Immunoprecipitation (IP) is a frequently used method for purifying specific proteins from complex samples such as cell lysates or extracts by using specific antibodies. Traditional IP protocols use Protein A, Protein G, Protein A/G, or Protein L coupled to an insoluble resin, such as agarose beads, to capture an antigen:antibody complex in solution. The complex is then recovered by centrifugation and boiling the complex with some denaturing buffer (e.g. Laemmeli buffer). Limitations of traditional IP include sample handling and processing difficulties, the inability to release native antigen from the beads for functional assays, poor reproducibility and recovery due to multiple wash steps.
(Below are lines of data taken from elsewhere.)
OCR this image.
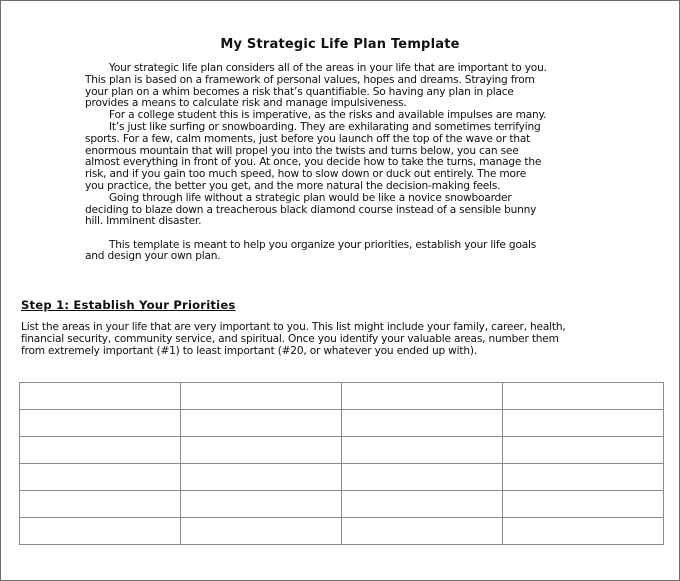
My Strategic Life Plan Template

Your strategic life plan considers all of the areas in your life that are important to you. This plan is based on a framework of personal values, hopes and dreams. Straying from your plan on a whim becomes a risk that’s quantifiable. So having any plan in place provides a means to calculate risk and manage impulsiveness.

For a college student this is imperative, as the risks and available impulses are many.

It’s just like surfing or snowboarding. They are exhilarating and sometimes terrifying sports. For a few, calm moments, just before you launch off the top of the wave or that enormous mountain that will propel you into the twists and turns below, you can see almost everything in front of you. At once, you decide how to take the turns, manage the risk, and if you gain too much speed, how to slow down or duck out entirely. The more you practice, the better you get, and the more natural the decision-making feels.

Going through life without a strategic plan would be like a novice snowboarder deciding to blaze down a treacherous black diamond course instead of a sensible bunny hill. Imminent disaster.

This template is meant to help you organize your priorities, establish your life goals and design your own plan.

Step 1: Establish Your Priorities
List the areas in your life that are very important to you. This list might include your family, career, health, financial security, community service, and spiritual. Once you identify your valuable areas, number them from extremely important (#1) to least important (#20, or whatever you ended up with).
The Catch and Release v2.0 kit from Upstate/Millipore overcomes many of the above limitations of traditional IP. Due to the use of spin columns, the IP procedure is faster and easier to perform, and more reproducible. The kit also enables the elution of the antigen:antibody complex without denaturation which allows for additional downstream applications.
The kit comes in different sizes, for 5 and 50 IP procedures. The kit contains all the required materials like wash buffer, antibody capture affinity ligand, to ensure binding of the capturing antibody to the resin contained in the included spin columns. Also included are capture tubes and denaturing (beta-mercaptoethanol needs to added) and non-denaturing elution buffer. The included protocol booklet is very detailed, includes a protocol for an immunoprecipitation kinase assay, and a great technical support and troubleshooting section.
In my hands, the kit was used for various routine IPs with different capture antibodies. While using the kit, some downsides were recognized. The use of chicken antibodies or human antibodies is not recommended. In regards to the chicken antibodies, a traditional approach using agarose coupled to goat anti-chicken antibodies was used instead (Millipore 2185).
As for all methods using antibodies, the incubation time and the antibody concentration needs to be tested empirically by the user. The protocol is very easy to follow. The spin columns get centrifuged to remove the resin slurry buffer. After some washes the bottom of the spin column gets plugged using the snap-off bottom plug. A total of 500 ul of reaction volume containing the cell lysate, antibody, affinity ligand, and wash buffer are added to the spin column. The top of the column gets capped and the mixture is incubated. After the designated incubation period the fluid gets spun out, and the column is repeatedly washed. The proteins may then be eluted using either the denaturing buffer or the non-denaturing buffer to recover the proteins in their native form.
This is a great and easy to use IP kit, offering flexibility on the elution buffer front, and good reproducibility due to the use of spin columns and therefore, standardized wash and elution steps.